Thursday, January 18, 2007

Milken Says Credit Could Free $100 Trillion for Poor Countries

Milken Says Credit Could Free $100 Trillion for Poor Countries
Bloomberg, 2007-01-18
By John Glover

Michael Milken, the junk bond billionaire turned philanthropist, says developing counntries could free up trillions of dollars by developing markets based on mortgages, credit cards and loans.

Poorer nations could release as much as $20 trillion for investment through securities based on mortgages, Milken will say in a speech at a conference in London today. Financial products linked to loans, bonds and credit cards could help to raise between $50 trillion and $100 trillion, according to an outline of his speech e-mailed by conference organizer BNP Paribas SA.

``Financial innovations have driven every advance of civilization since the development of banking in Mesopotamia 4,000 years ago,'' Milken, 60, will say. ``Financial technology produces more jobs, more economic development.''

Milken is credited with popularizing the market for junk bonds that now generates more than $200 billion of financing a year for non-investment grade companies worldwide. He's advocating bonds and derivatives that he says helped smaller companies in the U.S. create 58 million new jobs since 1970.

U.S. institutions sell about $1 trillion of asset-backed bonds every month, according to the Securities Industry and Financial Markets Association's Web site. More than $20 trillion of derivatives based on debt known as credit-default swaps are outstanding worldwide, according to Basel, Switzerland-based Bank for International Settlements.

Innovative Products

The U.K.'s lead in building a market for innovative financial products in the 1990s helped reduce unemployment to 4 percent from 10 percent, while the jobless rate in Europe stayed above 10 percent, Milken will tell people attending the conference on high-yield, high-risk debt.

``When the U.K. adopted financial technologies in the 1990s, things changed,'' says Milken.

Milken at Drexel Burnham Lambert Inc. helped fuel the M&A boom of the 1980s by selling bonds to newly created funds. By 1989, the junk bond market had crashed and two years later Milken was jailed for violations including securities fraud. He paid more than $1 billion in civil settlements and fines, and was banned for life from the securities industry.

Junk Bond Resurgence

Milken's work these days is focused more on health and economic research than the financial markets through organizations including the Milken Institute.

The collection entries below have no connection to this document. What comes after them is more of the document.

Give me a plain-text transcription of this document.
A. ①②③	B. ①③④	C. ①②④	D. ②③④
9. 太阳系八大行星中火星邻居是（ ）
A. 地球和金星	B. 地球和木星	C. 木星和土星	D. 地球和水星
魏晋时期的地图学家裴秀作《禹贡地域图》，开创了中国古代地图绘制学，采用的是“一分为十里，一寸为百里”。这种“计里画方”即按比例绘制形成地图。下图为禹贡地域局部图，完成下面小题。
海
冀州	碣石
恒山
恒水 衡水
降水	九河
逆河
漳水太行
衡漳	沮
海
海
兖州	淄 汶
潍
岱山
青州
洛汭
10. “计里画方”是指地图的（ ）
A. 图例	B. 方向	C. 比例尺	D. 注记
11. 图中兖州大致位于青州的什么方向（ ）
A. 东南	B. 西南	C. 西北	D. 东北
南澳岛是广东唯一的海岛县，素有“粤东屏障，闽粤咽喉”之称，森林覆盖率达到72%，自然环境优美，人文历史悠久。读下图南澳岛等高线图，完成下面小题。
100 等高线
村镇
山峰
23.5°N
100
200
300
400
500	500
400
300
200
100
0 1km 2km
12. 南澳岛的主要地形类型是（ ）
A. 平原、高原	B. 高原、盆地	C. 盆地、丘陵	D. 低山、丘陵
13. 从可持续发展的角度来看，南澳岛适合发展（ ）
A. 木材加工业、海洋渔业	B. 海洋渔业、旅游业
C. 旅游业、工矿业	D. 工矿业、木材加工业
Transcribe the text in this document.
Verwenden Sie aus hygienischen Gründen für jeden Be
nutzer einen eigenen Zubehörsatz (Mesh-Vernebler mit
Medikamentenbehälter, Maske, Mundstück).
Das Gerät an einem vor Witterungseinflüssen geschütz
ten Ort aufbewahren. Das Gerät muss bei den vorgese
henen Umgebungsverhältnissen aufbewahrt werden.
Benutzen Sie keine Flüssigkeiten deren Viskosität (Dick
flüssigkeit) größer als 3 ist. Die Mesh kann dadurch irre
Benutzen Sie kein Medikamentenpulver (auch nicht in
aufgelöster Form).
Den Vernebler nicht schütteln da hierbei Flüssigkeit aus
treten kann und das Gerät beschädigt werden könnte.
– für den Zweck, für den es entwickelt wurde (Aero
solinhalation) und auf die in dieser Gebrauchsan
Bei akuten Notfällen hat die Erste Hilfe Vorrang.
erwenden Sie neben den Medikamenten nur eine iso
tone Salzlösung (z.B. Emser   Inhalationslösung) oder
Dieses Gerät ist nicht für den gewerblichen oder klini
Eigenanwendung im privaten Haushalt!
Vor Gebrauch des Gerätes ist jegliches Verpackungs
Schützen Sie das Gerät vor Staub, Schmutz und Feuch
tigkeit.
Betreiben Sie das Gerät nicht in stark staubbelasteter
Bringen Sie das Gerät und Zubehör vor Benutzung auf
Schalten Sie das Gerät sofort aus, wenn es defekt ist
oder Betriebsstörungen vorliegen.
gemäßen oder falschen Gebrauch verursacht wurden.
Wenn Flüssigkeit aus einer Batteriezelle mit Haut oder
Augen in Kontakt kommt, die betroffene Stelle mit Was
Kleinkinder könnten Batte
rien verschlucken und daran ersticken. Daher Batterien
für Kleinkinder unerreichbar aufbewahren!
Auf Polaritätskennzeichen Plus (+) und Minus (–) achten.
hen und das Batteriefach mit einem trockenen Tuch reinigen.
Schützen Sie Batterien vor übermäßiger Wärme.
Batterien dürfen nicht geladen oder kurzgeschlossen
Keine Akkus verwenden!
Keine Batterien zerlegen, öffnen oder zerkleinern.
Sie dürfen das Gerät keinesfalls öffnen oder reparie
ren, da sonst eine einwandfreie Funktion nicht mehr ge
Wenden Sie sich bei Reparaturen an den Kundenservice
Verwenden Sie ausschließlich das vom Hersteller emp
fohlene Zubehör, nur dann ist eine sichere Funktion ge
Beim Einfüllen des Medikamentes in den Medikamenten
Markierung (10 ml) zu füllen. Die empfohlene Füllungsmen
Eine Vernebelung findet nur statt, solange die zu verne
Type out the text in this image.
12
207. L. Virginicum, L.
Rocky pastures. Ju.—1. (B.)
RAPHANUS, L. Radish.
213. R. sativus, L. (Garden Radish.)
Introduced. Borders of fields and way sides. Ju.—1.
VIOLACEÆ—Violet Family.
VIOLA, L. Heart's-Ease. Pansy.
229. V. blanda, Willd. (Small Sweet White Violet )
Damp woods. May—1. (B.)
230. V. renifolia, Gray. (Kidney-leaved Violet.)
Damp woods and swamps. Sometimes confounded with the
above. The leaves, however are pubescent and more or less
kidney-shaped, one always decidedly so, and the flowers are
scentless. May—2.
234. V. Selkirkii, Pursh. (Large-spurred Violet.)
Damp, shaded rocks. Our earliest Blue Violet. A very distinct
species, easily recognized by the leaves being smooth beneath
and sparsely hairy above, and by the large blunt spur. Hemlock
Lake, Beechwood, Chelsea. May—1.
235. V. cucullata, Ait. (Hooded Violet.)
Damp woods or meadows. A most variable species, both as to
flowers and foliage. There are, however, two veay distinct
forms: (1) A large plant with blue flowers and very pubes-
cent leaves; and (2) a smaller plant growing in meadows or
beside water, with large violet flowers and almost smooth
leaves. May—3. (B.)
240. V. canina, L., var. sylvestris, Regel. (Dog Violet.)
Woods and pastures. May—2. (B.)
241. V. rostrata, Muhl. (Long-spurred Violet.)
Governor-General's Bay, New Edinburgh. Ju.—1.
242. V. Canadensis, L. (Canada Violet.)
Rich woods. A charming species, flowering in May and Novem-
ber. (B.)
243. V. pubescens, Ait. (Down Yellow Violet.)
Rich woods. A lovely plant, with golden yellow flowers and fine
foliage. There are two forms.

Appetite among western investors for high-risk debt has returned. Companies sold a record $151 billion of junk bonds in the U.S. and $48.4 billion in Europe last year, according to data compiled by Bloomberg. The securities are rated below Baa3 by Moody's Investors Service and BBB- by Standard & Poor's.

For developing countries, the cost to borrow has never been lower, with emerging-market bond yields at an average 1.79 percentage points over U.S. Treasury notes, according to JPMorgan Chase & Co.'s EMBI Global Diversified index.

Health care is key to development, Milken says, putting the value of ``human capital'' at $4,000 trillion worldwide. Increased life expectancy in the U.S. added $2.6 trillion a year between 1970 and 1998, according to Milken.

``Ultimately we make the effort not because of productivity gains but because each life is precious,'' he says.